E’ indubbiamente vero che ogni persona sviluppa nel corso della vita una particolare modalità di risposta agli eventi e un modo di vedere le cose che lo induce, tendenzialmente, a cercare spiegazioni dentro di sé o all’ esterno, questi vengono chiamati stili di attribuzione.
In linea generale possiamo dire che lo stile di autoattribuzione consiste nell’attribuire più spesso a sé e al proprio comportamento la causa di ciò che accade, mentre quello di eteroattribuzione induce a ritenere che siano prevalentemente gli altri i responsabili di ciò che ci accade e di ciò che facciamo.
Uno stile di autoattribuzione è spesso associato alla tendenza ad
assumersi la responsabilità di ciò che accade, pertanto questi individui
saranno maggiormente inclini a sperimentare sentimenti di colpa.
Coloro che invece vogliono mostrare agli altri un’immagine di sé impeccabile, non tollereranno l’eventualità di avere delle responsabilità ed essere sanzionati o puniti per questo, così addosseranno la colpa agli altri (stile di eteroattribuzione). Questa modalità è solo apparentemente efficace, poiché inizialmente farà sentire sollevato l’individuo che le mette in atto ma a lungo andare le persone con le quali aveva stretto relazioni lo allontaneranno.
Nella vita di tutti i giorni si possono sperimentare stili relazionali basati sulla colpevolizzazione che diventano strumenti di esercizio di potere e di influenzamento. Spesso si manifestano nelle dinamiche di lavoro o nella vita familiare, situazioni nelle quali un collega, un superiore o un coniuge è particolarmente abile nell’ individuare sempre e solo ciò che non è stato fatto, ciò che è rimasto in sospeso e quasi mai ciò che invece di positivo è stato realizzato e portato a termine.
Su questi sentimenti riesce a far leva chi sistematicamente, attraverso i sensi di colpa indotti negli altri, esprime la propria influenza.
E’ necessario difendersi da coloro che fanno leva
sui sensi di colpa altrui per assicurarsi la vicinanza dell’altro.
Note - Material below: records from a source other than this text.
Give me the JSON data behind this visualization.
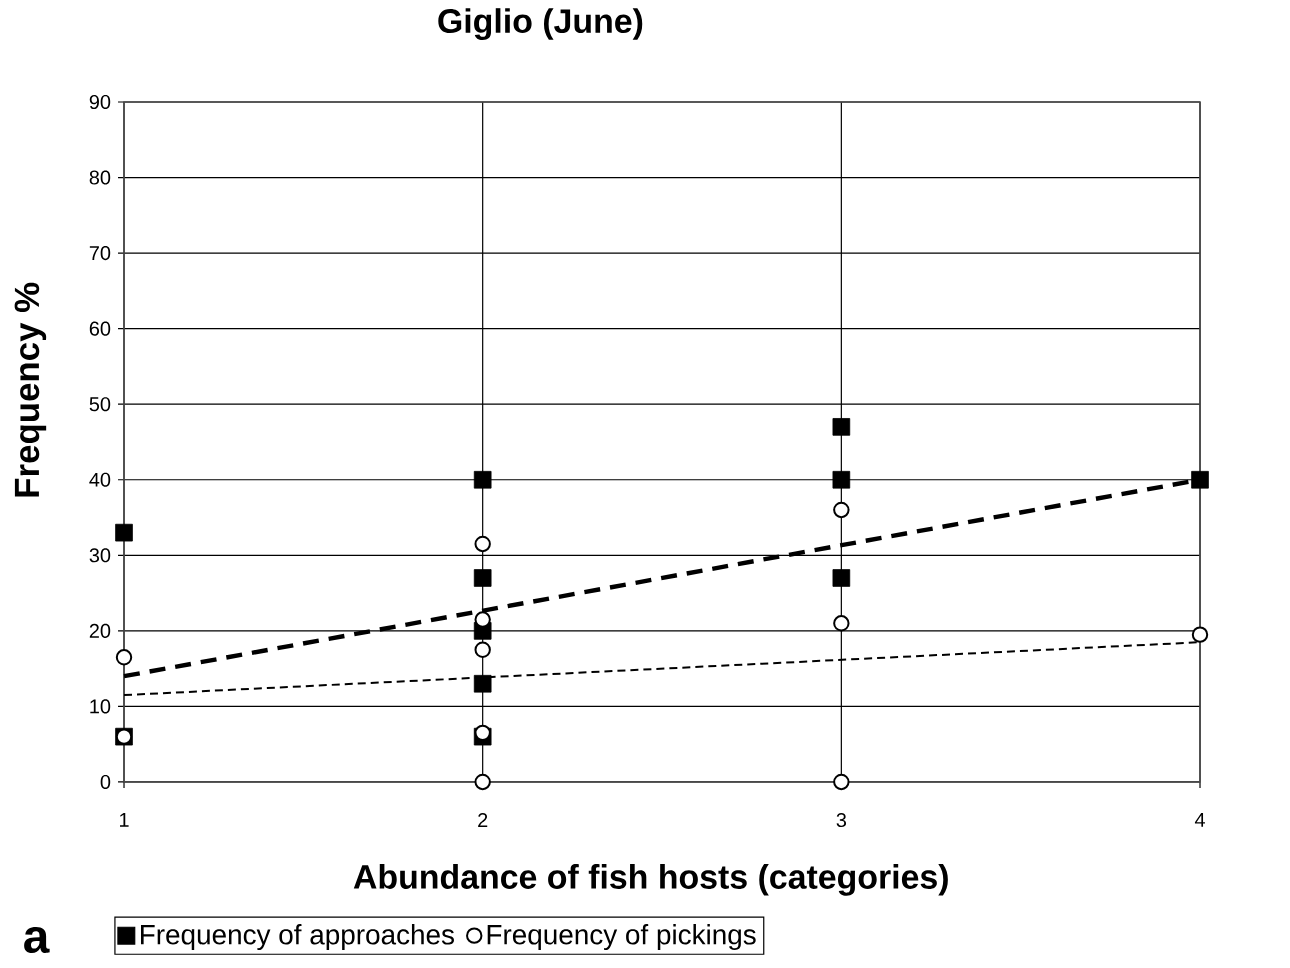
{
  "chart_data": {
    "type": "scatter",
    "title": "Giglio (June)",
    "xlabel": "Abundance of fish hosts (categories)",
    "ylabel": "Frequency %",
    "series": [
      {
        "name": "Frequency of approaches",
        "color": "#000000",
        "marker": "square",
        "x": [
          1,
          1,
          2,
          2,
          2,
          2,
          2,
          3,
          3,
          3,
          4
        ],
        "values": [
          33,
          6,
          40,
          27,
          20,
          13,
          6,
          47,
          40,
          27,
          40
        ]
      },
      {
        "name": "Frequency of pickings",
        "color": "#000000",
        "marker": "circle",
        "x": [
          1,
          1,
          2,
          2,
          2,
          2,
          2,
          3,
          3,
          3,
          4
        ],
        "values": [
          16.5,
          6,
          31.5,
          21.5,
          17.5,
          6.5,
          0,
          36,
          21,
          0,
          19.5
        ]
      },
      {
        "type": "line",
        "color": "#000000",
        "line_style": "dashed",
        "marker": "none",
        "x": [
          1,
          4
        ],
        "values": [
          14,
          40
        ]
      },
      {
        "type": "line",
        "color": "#000000",
        "line_style": "dashed",
        "marker": "none",
        "x": [
          1,
          4
        ],
        "values": [
          11.5,
          18.5
        ]
      }
    ],
    "xlim": [
      1,
      4
    ],
    "xticks": [
      1,
      2,
      3,
      4
    ],
    "ylim": [
      0,
      90
    ],
    "yticks": [
      0,
      10,
      20,
      30,
      40,
      50,
      60,
      70,
      80,
      90
    ],
    "grid": true,
    "legend": "bottom",
    "annotations": [
      "a"
    ]
  }
}
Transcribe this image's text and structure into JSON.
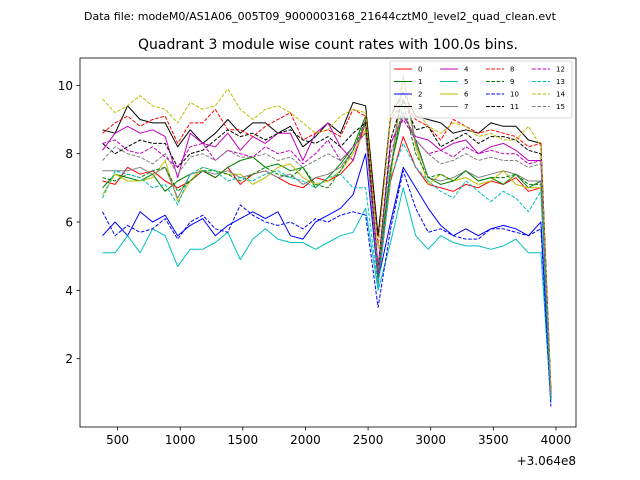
{
  "figure": {
    "subtitle": "Data file: modeM0/AS1A06_005T09_9000003168_21644cztM0_level2_quad_clean.evt",
    "title": "Quadrant 3 module wise count rates with 100.0s bins."
  },
  "chart_data": {
    "type": "line",
    "title": "Quadrant 3 module wise count rates with 100.0s bins.",
    "xlabel": "",
    "ylabel": "",
    "x_offset_label": "+3.064e8",
    "xlim": [
      200,
      4160
    ],
    "ylim": [
      0,
      10.8
    ],
    "xticks": [
      500,
      1000,
      1500,
      2000,
      2500,
      3000,
      3500,
      4000
    ],
    "xtick_labels": [
      "500",
      "1000",
      "1500",
      "2000",
      "2500",
      "3000",
      "3500",
      "4000"
    ],
    "yticks": [
      2,
      4,
      6,
      8,
      10
    ],
    "ytick_labels": [
      "2",
      "4",
      "6",
      "8",
      "10"
    ],
    "grid": false,
    "legend_position": "top-right",
    "x": [
      380,
      480,
      580,
      680,
      780,
      880,
      980,
      1080,
      1180,
      1280,
      1380,
      1480,
      1580,
      1680,
      1780,
      1880,
      1980,
      2080,
      2180,
      2280,
      2380,
      2480,
      2580,
      2680,
      2780,
      2880,
      2980,
      3080,
      3180,
      3280,
      3380,
      3480,
      3580,
      3680,
      3780,
      3880,
      3960
    ],
    "series": [
      {
        "name": "0",
        "color": "#ff0000",
        "dash": "solid",
        "values": [
          7.2,
          7.1,
          7.6,
          7.4,
          7.5,
          7.2,
          7.0,
          7.2,
          7.5,
          7.3,
          7.6,
          7.1,
          7.4,
          7.5,
          7.3,
          7.1,
          7.0,
          7.3,
          7.2,
          7.4,
          7.8,
          8.9,
          4.2,
          7.2,
          8.5,
          7.6,
          7.1,
          7.0,
          6.9,
          7.1,
          7.0,
          7.2,
          7.1,
          7.3,
          6.9,
          7.0,
          0.9
        ]
      },
      {
        "name": "1",
        "color": "#008000",
        "dash": "solid",
        "values": [
          7.0,
          7.4,
          7.3,
          7.2,
          7.4,
          6.9,
          7.2,
          7.4,
          7.5,
          7.3,
          7.6,
          7.8,
          7.9,
          7.6,
          7.7,
          7.5,
          7.6,
          7.0,
          7.3,
          7.7,
          8.2,
          9.1,
          4.5,
          7.6,
          9.2,
          8.4,
          7.3,
          7.1,
          7.2,
          7.5,
          7.2,
          7.3,
          7.1,
          7.4,
          7.0,
          7.2,
          0.8
        ]
      },
      {
        "name": "2",
        "color": "#0000ff",
        "dash": "solid",
        "values": [
          5.6,
          6.0,
          5.6,
          6.3,
          6.0,
          6.2,
          5.6,
          5.9,
          6.1,
          5.6,
          5.9,
          6.1,
          6.3,
          6.1,
          6.3,
          5.6,
          5.5,
          6.0,
          6.2,
          6.4,
          6.8,
          8.0,
          4.3,
          6.0,
          7.6,
          7.0,
          6.4,
          5.9,
          5.6,
          5.8,
          5.6,
          5.8,
          5.9,
          5.8,
          5.6,
          6.0,
          0.8
        ]
      },
      {
        "name": "3",
        "color": "#000000",
        "dash": "solid",
        "values": [
          8.7,
          8.6,
          9.4,
          9.0,
          8.9,
          8.9,
          8.2,
          8.7,
          8.3,
          8.6,
          9.0,
          8.6,
          8.9,
          8.9,
          8.6,
          8.8,
          8.2,
          8.5,
          8.9,
          8.6,
          9.5,
          9.4,
          5.6,
          9.1,
          9.8,
          9.1,
          9.0,
          8.9,
          8.6,
          8.7,
          8.6,
          8.9,
          8.8,
          8.8,
          8.4,
          8.3,
          1.1
        ]
      },
      {
        "name": "4",
        "color": "#bf00bf",
        "dash": "solid",
        "values": [
          8.1,
          8.6,
          8.8,
          8.6,
          8.7,
          8.5,
          7.3,
          8.6,
          8.3,
          8.2,
          8.6,
          8.1,
          8.5,
          8.3,
          8.6,
          8.6,
          7.8,
          8.6,
          8.9,
          8.2,
          7.8,
          9.0,
          4.7,
          8.3,
          9.1,
          8.5,
          8.4,
          8.1,
          8.3,
          8.4,
          8.0,
          8.2,
          8.3,
          8.1,
          7.8,
          7.8,
          1.0
        ]
      },
      {
        "name": "5",
        "color": "#00bfbf",
        "dash": "solid",
        "values": [
          5.1,
          5.1,
          5.6,
          5.1,
          5.8,
          5.6,
          4.7,
          5.2,
          5.2,
          5.4,
          5.7,
          4.9,
          5.5,
          5.8,
          5.5,
          5.4,
          5.4,
          5.2,
          5.4,
          5.6,
          5.7,
          6.4,
          4.0,
          5.4,
          7.0,
          5.6,
          5.2,
          5.6,
          5.4,
          5.3,
          5.3,
          5.2,
          5.3,
          5.5,
          5.1,
          5.1,
          0.7
        ]
      },
      {
        "name": "6",
        "color": "#bfbf00",
        "dash": "solid",
        "values": [
          6.8,
          7.4,
          7.2,
          7.2,
          7.3,
          7.8,
          6.6,
          7.2,
          7.6,
          7.5,
          7.4,
          7.4,
          7.1,
          7.3,
          7.6,
          7.7,
          7.3,
          7.1,
          7.2,
          7.5,
          8.0,
          8.7,
          4.4,
          7.3,
          10.2,
          8.2,
          7.1,
          7.4,
          7.2,
          7.3,
          7.1,
          7.2,
          7.5,
          7.1,
          7.0,
          7.0,
          0.9
        ]
      },
      {
        "name": "7",
        "color": "#808080",
        "dash": "solid",
        "values": [
          7.5,
          7.5,
          7.5,
          7.6,
          7.4,
          7.6,
          6.7,
          7.4,
          7.5,
          7.4,
          7.5,
          7.3,
          7.4,
          7.5,
          7.3,
          7.4,
          7.1,
          7.3,
          7.4,
          7.6,
          8.1,
          8.9,
          4.3,
          7.5,
          10.3,
          8.3,
          7.3,
          7.2,
          7.3,
          7.5,
          7.3,
          7.4,
          7.5,
          7.4,
          7.2,
          7.2,
          0.9
        ]
      },
      {
        "name": "8",
        "color": "#ff0000",
        "dash": "dashed",
        "values": [
          8.6,
          8.9,
          9.1,
          8.8,
          9.0,
          9.1,
          8.3,
          8.9,
          8.9,
          9.3,
          8.7,
          8.7,
          8.5,
          8.8,
          9.0,
          9.2,
          8.4,
          8.6,
          8.7,
          8.5,
          9.3,
          9.1,
          5.3,
          9.0,
          9.5,
          9.0,
          8.8,
          8.4,
          9.0,
          8.8,
          8.6,
          8.7,
          8.6,
          8.5,
          8.2,
          8.3,
          1.0
        ]
      },
      {
        "name": "9",
        "color": "#008000",
        "dash": "dashed",
        "values": [
          7.3,
          7.2,
          7.4,
          7.3,
          7.5,
          7.6,
          6.9,
          7.2,
          7.5,
          7.5,
          7.4,
          7.2,
          7.4,
          7.6,
          7.4,
          7.3,
          7.6,
          7.1,
          7.0,
          7.5,
          8.1,
          9.0,
          4.4,
          7.5,
          9.5,
          8.0,
          7.3,
          7.4,
          7.2,
          7.5,
          7.2,
          7.3,
          7.3,
          7.4,
          7.1,
          7.1,
          0.8
        ]
      },
      {
        "name": "10",
        "color": "#0000ff",
        "dash": "dashed",
        "values": [
          6.3,
          5.6,
          5.9,
          5.7,
          5.8,
          6.1,
          5.5,
          6.0,
          6.2,
          5.8,
          5.7,
          6.5,
          6.2,
          6.0,
          5.9,
          6.0,
          5.8,
          6.1,
          6.0,
          6.2,
          6.3,
          6.2,
          3.5,
          5.8,
          7.5,
          6.4,
          5.7,
          5.8,
          5.6,
          5.5,
          5.5,
          5.8,
          5.8,
          5.7,
          5.6,
          5.8,
          0.6
        ]
      },
      {
        "name": "11",
        "color": "#000000",
        "dash": "dashed",
        "values": [
          8.3,
          8.0,
          8.2,
          8.4,
          8.3,
          8.3,
          7.6,
          8.0,
          8.1,
          8.4,
          8.7,
          8.5,
          8.6,
          8.4,
          8.6,
          8.7,
          8.4,
          8.3,
          8.5,
          8.2,
          8.6,
          8.9,
          4.6,
          8.4,
          9.6,
          8.7,
          8.8,
          8.2,
          8.4,
          8.6,
          8.3,
          8.5,
          8.5,
          8.4,
          8.1,
          8.0,
          1.0
        ]
      },
      {
        "name": "12",
        "color": "#bf00bf",
        "dash": "dashed",
        "values": [
          8.3,
          8.4,
          8.1,
          8.0,
          8.2,
          7.9,
          7.6,
          8.2,
          8.3,
          7.8,
          8.1,
          8.0,
          7.9,
          8.2,
          8.0,
          8.1,
          7.7,
          8.0,
          8.4,
          7.8,
          8.2,
          8.6,
          4.5,
          8.3,
          9.0,
          8.4,
          8.0,
          8.1,
          7.9,
          8.2,
          8.0,
          8.1,
          8.0,
          8.0,
          7.7,
          7.8,
          0.9
        ]
      },
      {
        "name": "13",
        "color": "#00bfbf",
        "dash": "dashed",
        "values": [
          6.7,
          7.5,
          7.4,
          7.3,
          7.0,
          7.1,
          6.5,
          7.4,
          7.6,
          7.5,
          7.2,
          7.3,
          7.2,
          7.4,
          7.5,
          7.3,
          7.2,
          7.0,
          7.3,
          7.4,
          7.0,
          7.0,
          4.1,
          7.3,
          8.3,
          7.6,
          7.2,
          6.9,
          6.7,
          7.2,
          6.9,
          6.6,
          6.9,
          6.7,
          6.3,
          6.9,
          0.8
        ]
      },
      {
        "name": "14",
        "color": "#bfbf00",
        "dash": "dashed",
        "values": [
          9.6,
          9.2,
          9.4,
          9.7,
          9.4,
          9.3,
          8.9,
          9.5,
          9.3,
          9.4,
          9.9,
          9.3,
          9.0,
          9.3,
          9.4,
          9.2,
          8.9,
          8.6,
          8.7,
          9.1,
          9.3,
          9.2,
          5.2,
          9.1,
          10.1,
          9.3,
          8.8,
          8.6,
          8.9,
          8.8,
          8.5,
          8.6,
          8.4,
          8.4,
          8.8,
          8.2,
          1.1
        ]
      },
      {
        "name": "15",
        "color": "#808080",
        "dash": "dashed",
        "values": [
          7.8,
          8.2,
          8.0,
          7.9,
          7.7,
          8.0,
          7.4,
          7.9,
          8.0,
          7.8,
          8.1,
          7.9,
          7.9,
          8.0,
          7.8,
          7.9,
          7.6,
          7.8,
          8.0,
          7.8,
          8.2,
          8.6,
          4.6,
          8.0,
          9.2,
          8.4,
          8.0,
          7.7,
          7.8,
          8.0,
          7.8,
          7.9,
          7.8,
          7.8,
          7.6,
          7.7,
          0.9
        ]
      }
    ]
  }
}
E’ anche necessario difendere se stessi dalla tendenza a sentirsi
inadeguati e mancanti in qualcosa che ci spinge a dover fare sempre di più per
conquistare la stima e l’affetto degli altri.
Le strategie di colpevolizzazione possono essere molteplici e
sottili: si può rimproverare l’altro per una presunta colpa (<<Ma ti
rendi conto di quello che sarebbe potuto accadere?!>>), oppure per il
fatto di esternare il proprio malessere (<<Dovresti essere felice e
invece sei sempre insoddisfatto!>>). Spesso queste strategie si basano
anche sul ricatto morale, vale a dire su messaggi che contengono una minaccia
più o meno nascosta di punizione e che hanno lo scopo di far sentire
inadeguati, carenti, inferiori, incompetenti (<<Se ti sento ancora
piangere o lamentarti, non andremo più da nessuna parte!>>).
Queste modalità che contengono una buona dose di aggressività, ottengono l’effetto desiderato, ossia di assoggettare e manipolare l’altro, se la persona che è oggetto di tali attacchi è legata affettivamente o si trova in una condizione di subordinazione verso colui che abusa del suo potere.
Bibliografia
Di Blasio P., Vitali R. (2013). Sentirsi in colpa. Il Mulino, Bologna.